Ireland women's hockey international

Jenny McDonough (born 23 April 1981), also known as Jenny McAuley, is a former Ireland women's field hockey international. Between 2001 and 2009 she made 117 senior appearances for Ireland. She has also played for Belfast Harlequins in the Women's Irish Hockey League.
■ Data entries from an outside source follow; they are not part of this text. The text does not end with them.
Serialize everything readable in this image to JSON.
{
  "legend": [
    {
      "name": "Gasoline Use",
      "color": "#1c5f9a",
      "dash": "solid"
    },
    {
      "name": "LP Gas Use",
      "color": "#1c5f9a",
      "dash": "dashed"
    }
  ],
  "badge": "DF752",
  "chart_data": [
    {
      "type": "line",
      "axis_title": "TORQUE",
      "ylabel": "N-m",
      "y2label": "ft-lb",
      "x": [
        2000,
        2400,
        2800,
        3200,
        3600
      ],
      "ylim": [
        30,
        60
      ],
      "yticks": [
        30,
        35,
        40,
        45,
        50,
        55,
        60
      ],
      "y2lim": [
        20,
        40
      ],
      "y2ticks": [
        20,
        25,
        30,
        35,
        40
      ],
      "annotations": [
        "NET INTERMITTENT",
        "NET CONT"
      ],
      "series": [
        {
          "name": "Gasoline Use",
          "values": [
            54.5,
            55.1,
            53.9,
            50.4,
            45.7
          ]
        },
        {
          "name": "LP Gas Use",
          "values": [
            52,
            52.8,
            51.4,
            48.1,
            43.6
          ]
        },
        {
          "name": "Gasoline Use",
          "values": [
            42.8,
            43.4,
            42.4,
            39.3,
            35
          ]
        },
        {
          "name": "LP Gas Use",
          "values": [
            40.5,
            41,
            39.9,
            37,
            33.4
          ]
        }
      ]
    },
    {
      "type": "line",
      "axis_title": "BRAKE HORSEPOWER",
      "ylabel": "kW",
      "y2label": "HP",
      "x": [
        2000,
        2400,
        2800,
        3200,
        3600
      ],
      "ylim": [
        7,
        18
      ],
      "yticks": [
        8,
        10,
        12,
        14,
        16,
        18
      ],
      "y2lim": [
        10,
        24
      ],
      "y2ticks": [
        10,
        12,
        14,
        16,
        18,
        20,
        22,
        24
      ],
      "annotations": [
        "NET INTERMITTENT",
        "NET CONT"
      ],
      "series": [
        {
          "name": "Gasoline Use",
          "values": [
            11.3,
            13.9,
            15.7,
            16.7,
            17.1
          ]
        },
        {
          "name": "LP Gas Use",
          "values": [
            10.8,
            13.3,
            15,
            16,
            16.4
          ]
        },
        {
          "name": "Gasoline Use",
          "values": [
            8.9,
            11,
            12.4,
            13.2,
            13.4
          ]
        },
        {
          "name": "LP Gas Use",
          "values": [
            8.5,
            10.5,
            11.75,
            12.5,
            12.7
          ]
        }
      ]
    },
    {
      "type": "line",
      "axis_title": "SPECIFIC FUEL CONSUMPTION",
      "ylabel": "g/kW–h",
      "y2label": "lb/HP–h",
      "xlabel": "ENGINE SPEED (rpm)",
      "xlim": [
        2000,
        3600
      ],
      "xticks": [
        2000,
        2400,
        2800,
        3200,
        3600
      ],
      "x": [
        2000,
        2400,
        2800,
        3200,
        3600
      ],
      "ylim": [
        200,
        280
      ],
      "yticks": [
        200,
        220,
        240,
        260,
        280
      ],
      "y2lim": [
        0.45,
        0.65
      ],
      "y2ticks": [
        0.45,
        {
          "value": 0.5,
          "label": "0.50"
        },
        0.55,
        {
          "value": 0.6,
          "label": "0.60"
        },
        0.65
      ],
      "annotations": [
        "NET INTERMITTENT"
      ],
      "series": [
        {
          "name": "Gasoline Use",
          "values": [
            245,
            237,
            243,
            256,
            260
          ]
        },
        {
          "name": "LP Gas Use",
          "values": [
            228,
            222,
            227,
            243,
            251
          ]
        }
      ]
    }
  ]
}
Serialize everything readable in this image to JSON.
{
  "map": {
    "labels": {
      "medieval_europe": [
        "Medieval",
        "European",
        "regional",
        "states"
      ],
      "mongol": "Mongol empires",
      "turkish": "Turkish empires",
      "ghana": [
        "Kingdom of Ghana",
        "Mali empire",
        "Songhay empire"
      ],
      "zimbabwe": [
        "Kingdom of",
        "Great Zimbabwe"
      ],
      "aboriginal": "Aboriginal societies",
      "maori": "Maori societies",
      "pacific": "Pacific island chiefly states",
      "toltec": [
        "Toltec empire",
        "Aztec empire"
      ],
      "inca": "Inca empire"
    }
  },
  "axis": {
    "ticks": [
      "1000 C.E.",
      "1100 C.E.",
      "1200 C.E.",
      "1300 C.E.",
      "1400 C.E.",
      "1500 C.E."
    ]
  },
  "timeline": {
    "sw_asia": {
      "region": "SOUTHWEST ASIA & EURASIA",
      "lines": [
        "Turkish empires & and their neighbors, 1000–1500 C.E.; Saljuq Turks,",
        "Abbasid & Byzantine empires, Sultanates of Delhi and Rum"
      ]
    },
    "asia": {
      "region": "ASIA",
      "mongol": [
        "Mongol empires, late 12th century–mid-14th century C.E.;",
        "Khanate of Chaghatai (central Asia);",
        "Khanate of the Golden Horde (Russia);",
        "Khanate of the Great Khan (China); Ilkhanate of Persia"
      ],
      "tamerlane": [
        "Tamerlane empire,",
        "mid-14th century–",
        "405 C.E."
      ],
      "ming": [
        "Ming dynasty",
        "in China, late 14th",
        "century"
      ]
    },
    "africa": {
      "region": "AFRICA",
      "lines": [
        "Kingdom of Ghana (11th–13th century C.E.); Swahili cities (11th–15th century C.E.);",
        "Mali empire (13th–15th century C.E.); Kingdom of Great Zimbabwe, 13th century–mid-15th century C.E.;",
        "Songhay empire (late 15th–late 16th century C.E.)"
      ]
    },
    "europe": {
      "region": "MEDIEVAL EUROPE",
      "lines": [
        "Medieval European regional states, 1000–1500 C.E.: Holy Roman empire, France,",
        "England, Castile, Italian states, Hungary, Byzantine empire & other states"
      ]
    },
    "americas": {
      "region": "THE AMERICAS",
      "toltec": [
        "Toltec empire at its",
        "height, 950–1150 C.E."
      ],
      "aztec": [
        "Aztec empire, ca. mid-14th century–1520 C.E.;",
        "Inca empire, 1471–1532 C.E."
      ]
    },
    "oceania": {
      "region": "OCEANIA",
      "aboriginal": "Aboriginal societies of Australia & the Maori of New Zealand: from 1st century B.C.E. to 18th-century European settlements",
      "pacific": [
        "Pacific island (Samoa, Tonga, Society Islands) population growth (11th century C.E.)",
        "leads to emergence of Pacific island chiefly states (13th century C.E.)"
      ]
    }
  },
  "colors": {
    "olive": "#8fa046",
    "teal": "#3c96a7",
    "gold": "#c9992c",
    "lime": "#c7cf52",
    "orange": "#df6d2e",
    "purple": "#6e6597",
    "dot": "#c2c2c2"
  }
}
==Early years, family and education==
McDonough was raised in the Malone Road district of Belfast. Both of her parents were dentists. She began playing field hockey at Stranmillis Primary School. Between 1991 and 1999 she attended Methodist College Belfast. Between 1999 and 2003 she attended Newcastle University where she gained a BA in Accountancy and Law. Between 2007 and 2008 McDonough completed a Bachelor of Laws through the Open University.

==Domestic teams==
===Early years===
In her youth McDonough played for Methodist College Belfast and Collegians. She also represented Newcastle University at intervarsity level.

===Belfast Harlequins===
McDonough has played for Belfast Harlequins in the Women's Irish Hockey League. In 2015 she announced she was retiring from the first team due to work and family commitments. However she subsequently made a come back at the start of the 2017–18 season. Her teammates at Harlequins have included Zoe Wilson and Lizzie Colvin.

==Ireland international==
McDonough represented Ireland at Under-16, Under-18 and Under-21 levels before making her senior debut in 2001, aged 19, against England. Between 2001 and 2009 she made 117 senior appearances for Ireland.

| Tournaments | Place |
|---|---|
| 2001 Women's Intercontinental Cup | 5th |
| 2003 Women's EuroHockey Nations Championship | 6th |
| 2004 Women's Field Hockey Olympic Qualifier | 8th |
| 2005 Women's EuroHockey Nations Championship | 5th |
| 2006 Women's Intercontinental Cup | 8th |
| 2007 Women's EuroHockey Nations Championship | 6th |
| 2008 Women's Field Hockey Olympic Qualifier | 3rd |

==Personal==
===Employment===
Between February 2009 and August 2016 McDonough worked as an editor/director of Offshore Investment Magazine. In August 2016 she began working as a development officer at Queen's University Belfast.

===Family===
McDonough is married and has two children, Rebecca and Matthew.